En conséquence, le nouveau dispositif de dérogation au transfert automatique des contrats de travail est applicable aux entreprises d’au moins cinquante salariés. De fait, il continue à exclure les entreprises de moins de 50 salariés.
Désormais, les dispositions de l’article L. 1224-1 du Code du Travail relatives au transfert des contrats de travail ne s’appliquent que dans la limite du nombre d’emplois qui n’ont pas été supprimés à la suite des licenciements, à la date d’effet de ce transfert, lorsque deux conditions cumulatives sont remplies :
- Lorsque le plan de sauvegarde de l’emploi (PSE) comporte, en vue d’éviter la fermeture d’un ou de plusieurs établissements, le transfert d’une ou de plusieurs entités économiques nécessaires à la sauvegarde d’une partie des emplois ;
- Et lorsque l’entreprise souhaite accepter une offre de reprise.
Cette mesure ne peut donc être mise en œuvre que dans le cadre d’un PSE. Rappelons que dans les entreprises d’au moins cinquante salariés, l’employeur établit et met en œuvre un plan de sauvegarde de l’emploi (PSE) pour éviter les licenciements ou en limiter le nombre, lorsque le projet de licenciement concerne au moins dix salariés dans une même période de trente jours.
Notons à ce titre que l’article L. 1233-62 modifié du Code du travail, a complété la liste des mesures du plan de sauvegarde de l’emploi (PSE), comme suit : « 1° bis Des actions favorisant la reprise de tout ou partie des activités en vue d’éviter la fermeture d’un ou de plusieurs établissements ».
Pour bénéficier de cette dérogation – autorisant les licenciements avant le transfert – l’employeur devra donc être en mesure de démontrer qu’en l’absence de transfert, des établissements auraient été fermés et que le nombre de licenciements prononcés aurait été plus important.
La loi permet désormais de licencier avant le transfert d’entreprise.

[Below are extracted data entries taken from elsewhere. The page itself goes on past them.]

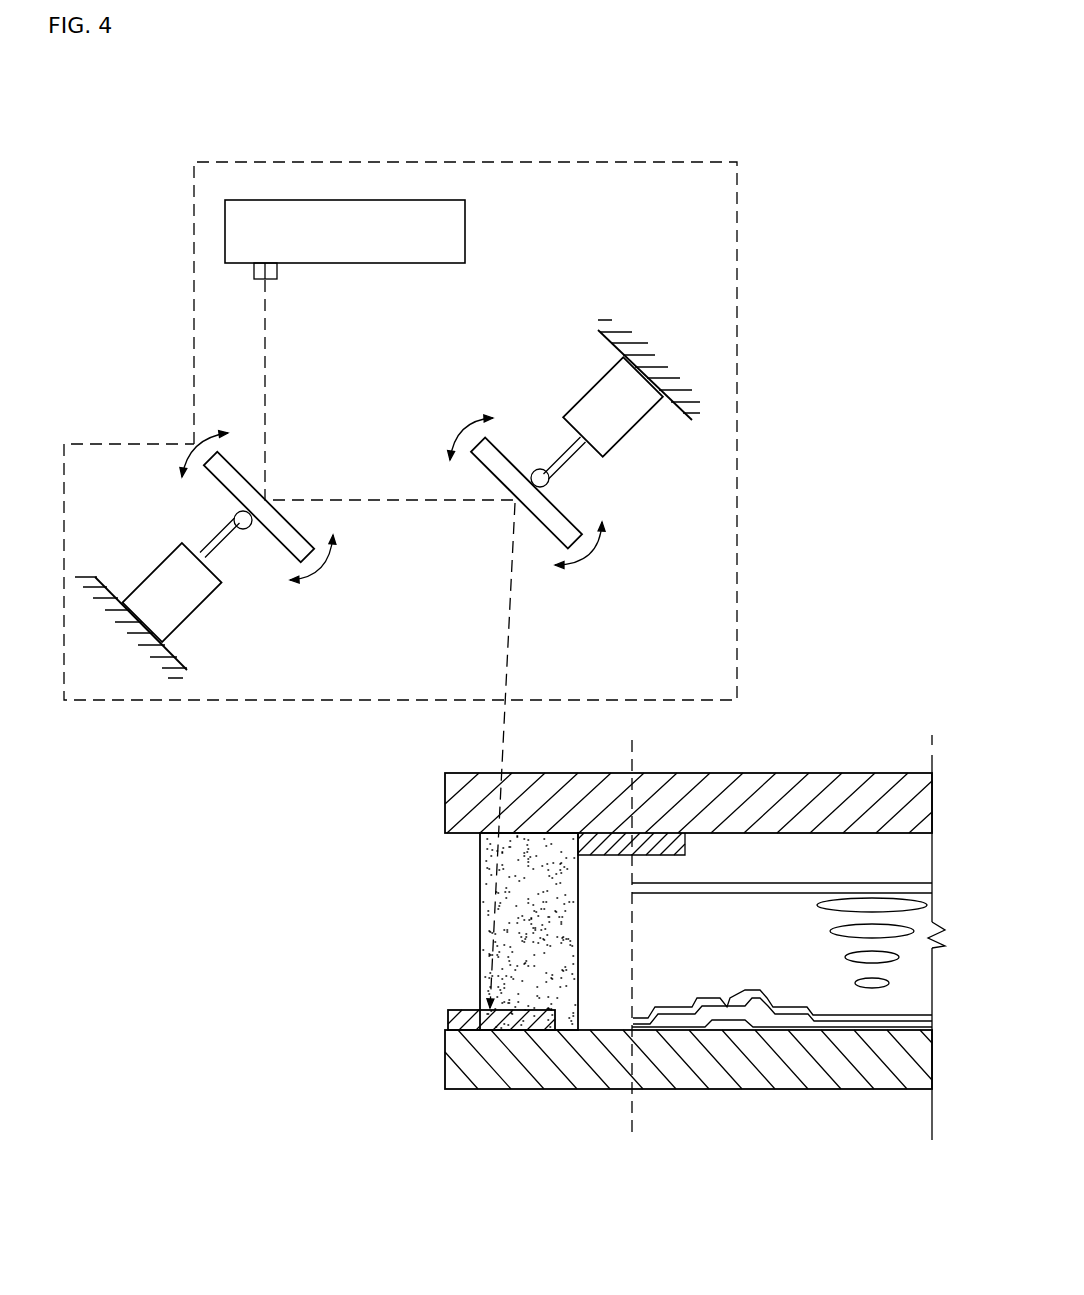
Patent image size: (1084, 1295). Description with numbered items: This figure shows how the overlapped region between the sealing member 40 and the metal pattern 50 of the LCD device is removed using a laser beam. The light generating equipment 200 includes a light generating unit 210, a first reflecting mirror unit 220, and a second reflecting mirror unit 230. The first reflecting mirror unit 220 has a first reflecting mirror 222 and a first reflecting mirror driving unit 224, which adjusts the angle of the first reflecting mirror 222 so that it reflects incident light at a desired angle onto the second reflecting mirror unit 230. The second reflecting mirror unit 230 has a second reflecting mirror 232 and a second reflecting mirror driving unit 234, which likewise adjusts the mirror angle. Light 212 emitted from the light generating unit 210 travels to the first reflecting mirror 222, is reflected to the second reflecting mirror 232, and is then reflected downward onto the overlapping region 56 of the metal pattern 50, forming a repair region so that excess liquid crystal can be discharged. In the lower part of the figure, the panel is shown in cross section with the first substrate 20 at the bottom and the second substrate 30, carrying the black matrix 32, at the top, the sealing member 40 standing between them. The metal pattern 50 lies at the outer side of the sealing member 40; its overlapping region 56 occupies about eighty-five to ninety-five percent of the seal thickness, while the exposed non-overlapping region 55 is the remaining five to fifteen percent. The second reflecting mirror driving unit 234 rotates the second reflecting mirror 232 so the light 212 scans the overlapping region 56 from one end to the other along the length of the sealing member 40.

The light generating equipment 200 is at (737, 343).
The light generating unit 210 is at (330, 200).
The light 212 is at (265, 355).
The first reflecting mirror unit 220 is at (205, 611).
The first reflecting mirror 222 is at (278, 535).
The first reflecting mirror driving unit 224 is at (180, 615).
The second reflecting mirror unit 230 is at (656, 444).
The second reflecting mirror 232 is at (565, 513).
The second reflecting mirror driving unit 234 is at (642, 422).
The second substrate 30 is at (843, 785).
The black matrix 32 is at (660, 852).
The sealing member 40 is at (488, 873).
The metal pattern 50 is at (473, 1037).
The non-overlapping region 55 is at (458, 1030).
The overlapping region 56 is at (515, 1023).
The first substrate 20 is at (772, 1085).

Le cessionnaire n’est tenu de reprendre que les salariés, qui n’ont pas été licenciés par le cédant au jour du transfert du contrat de travail.

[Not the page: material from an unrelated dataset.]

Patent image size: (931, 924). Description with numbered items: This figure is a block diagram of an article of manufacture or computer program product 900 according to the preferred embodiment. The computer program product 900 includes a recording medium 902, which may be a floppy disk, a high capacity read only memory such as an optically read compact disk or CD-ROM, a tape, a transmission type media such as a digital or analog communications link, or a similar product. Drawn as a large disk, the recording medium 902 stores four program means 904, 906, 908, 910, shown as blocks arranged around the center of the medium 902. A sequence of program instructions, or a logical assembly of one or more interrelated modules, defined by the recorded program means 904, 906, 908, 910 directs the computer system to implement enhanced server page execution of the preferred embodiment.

Notons également que le droit du travail n’est pas le seul à être impacté par cette nouvelle mesure. Comme le savent si bien les spécialistes affutés en droit des sociétés, qui s’occupent des transferts d’entreprise, en cas de cession d’une entreprise, le coût du licenciement est souvent intégré dans les négociations, afin que le vendeur prenne en charge tout ou partie des indemnités versées à cette occasion. Cette dérogation aura de toute évidence des effets majeurs sur la négociation du prix de cession d’une entreprise.
A vos marques, prêts, négociez ! En contrepartie, le cédant devra quant à lui assumer la partie peu glorieuse du travail, celle de supprimer les postes de travail, que le repreneur ne souhaite pas reprendre.